Cost optimization layers:
-
Deduplication (50-60% savings): Content-addressable chunks mean identical files across users are stored once. Popular files (OS updates, npm packages, Docker images) get massive deduplication.
-
Compression (30-40% additional): Compress each chunk before storing. Text/code compresses 5:1, office docs 2:1, already-compressed files (JPEG, MP4) get no benefit. Apply compression selectively based on content type.
-
Tiered storage:
- Hot tier (S3 Standard): Files accessed in last 30 days
- Warm tier (S3 IA): Files accessed in last 30-90 days (50% cheaper)
- Cold tier (S3 Glacier): Files not accessed in 90+ days (90% cheaper)

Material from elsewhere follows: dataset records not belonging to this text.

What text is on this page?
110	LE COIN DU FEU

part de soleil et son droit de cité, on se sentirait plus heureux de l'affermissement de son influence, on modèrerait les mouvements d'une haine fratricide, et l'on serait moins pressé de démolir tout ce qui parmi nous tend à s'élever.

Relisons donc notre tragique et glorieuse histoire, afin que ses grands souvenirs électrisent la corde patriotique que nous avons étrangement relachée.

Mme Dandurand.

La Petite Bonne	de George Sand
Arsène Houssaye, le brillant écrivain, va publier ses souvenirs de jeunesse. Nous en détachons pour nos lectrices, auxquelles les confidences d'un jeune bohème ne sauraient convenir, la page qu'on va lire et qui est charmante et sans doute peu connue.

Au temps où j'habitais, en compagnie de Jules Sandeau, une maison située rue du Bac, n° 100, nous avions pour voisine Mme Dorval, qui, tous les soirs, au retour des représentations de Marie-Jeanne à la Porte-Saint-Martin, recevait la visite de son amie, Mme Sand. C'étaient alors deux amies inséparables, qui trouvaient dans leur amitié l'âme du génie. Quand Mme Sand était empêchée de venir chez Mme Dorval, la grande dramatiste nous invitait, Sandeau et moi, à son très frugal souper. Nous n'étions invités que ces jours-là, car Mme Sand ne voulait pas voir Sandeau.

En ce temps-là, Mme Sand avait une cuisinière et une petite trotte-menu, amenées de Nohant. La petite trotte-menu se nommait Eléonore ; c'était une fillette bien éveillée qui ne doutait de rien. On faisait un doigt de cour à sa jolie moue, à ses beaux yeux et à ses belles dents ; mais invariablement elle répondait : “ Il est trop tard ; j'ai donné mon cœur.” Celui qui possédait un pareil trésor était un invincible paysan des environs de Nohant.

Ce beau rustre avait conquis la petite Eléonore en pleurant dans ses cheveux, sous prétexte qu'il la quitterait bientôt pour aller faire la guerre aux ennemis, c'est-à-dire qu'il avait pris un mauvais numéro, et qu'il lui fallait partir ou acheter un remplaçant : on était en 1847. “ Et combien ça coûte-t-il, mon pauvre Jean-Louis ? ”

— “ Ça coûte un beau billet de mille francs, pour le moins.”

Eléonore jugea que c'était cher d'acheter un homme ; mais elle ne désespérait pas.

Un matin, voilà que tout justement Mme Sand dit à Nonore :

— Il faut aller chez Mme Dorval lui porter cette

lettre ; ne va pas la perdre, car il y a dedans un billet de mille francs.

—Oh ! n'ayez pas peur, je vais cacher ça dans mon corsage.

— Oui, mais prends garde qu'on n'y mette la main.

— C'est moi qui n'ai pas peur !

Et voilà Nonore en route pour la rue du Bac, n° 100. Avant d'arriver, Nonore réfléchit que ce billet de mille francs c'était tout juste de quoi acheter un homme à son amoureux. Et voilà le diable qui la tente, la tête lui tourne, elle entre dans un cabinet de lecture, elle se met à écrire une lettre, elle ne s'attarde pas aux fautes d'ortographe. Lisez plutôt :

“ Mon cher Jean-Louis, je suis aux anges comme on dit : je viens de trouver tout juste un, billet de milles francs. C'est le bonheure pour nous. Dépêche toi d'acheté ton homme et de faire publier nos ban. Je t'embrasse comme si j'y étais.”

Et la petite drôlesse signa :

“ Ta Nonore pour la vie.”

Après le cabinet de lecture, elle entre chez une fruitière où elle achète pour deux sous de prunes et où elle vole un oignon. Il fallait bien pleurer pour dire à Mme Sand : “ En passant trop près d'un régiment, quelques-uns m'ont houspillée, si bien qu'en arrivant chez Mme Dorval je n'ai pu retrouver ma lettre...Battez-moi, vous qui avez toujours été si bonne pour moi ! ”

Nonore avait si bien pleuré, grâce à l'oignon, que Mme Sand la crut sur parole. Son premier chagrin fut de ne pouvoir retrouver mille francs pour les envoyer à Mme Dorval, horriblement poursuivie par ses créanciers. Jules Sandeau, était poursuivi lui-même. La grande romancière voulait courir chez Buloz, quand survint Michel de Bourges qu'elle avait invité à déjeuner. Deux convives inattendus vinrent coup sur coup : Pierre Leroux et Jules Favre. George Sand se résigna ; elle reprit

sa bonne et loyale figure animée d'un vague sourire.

- Auto-promotion on access: if a cold file is downloaded, move it to hot tier
-
Version cleanup: Store all versions for 30 days, then keep only every-other version for 30-90 days, then keep only monthly snapshots for 90+ days. This dramatically reduces version storage.
-
Deleted file cleanup: Soft-deleted files are recoverable for 30 days, then permanently deleted. S3 lifecycle policy enforces this.
Result: Effective cost per GB stored drops from $0.023 to ~$0.005-0.008/month after all optimizations.
7. Extensions (2 min)
- Real-time collaboration: For docs/sheets, add OT/CRDT layer for simultaneous editing (Google Docs style). Completely separate infrastructure from file sync.
- Search: Full-text search across file names and content. Extract text from PDFs, DOCX, images (OCR) → index in Elasticsearch.
- Smart sync (selective sync): On devices with limited storage, show file listings but download content only on demand. Store metadata locally, fetch content from cloud.
- Activity feed: Track all file operations (create, edit, share, delete) in an event log. Show as an activity stream in the UI.
- Compliance: GDPR right to deletion, SOC2 audit logs, encryption at rest (AES-256) and in transit (TLS 1.3), region-specific data residency.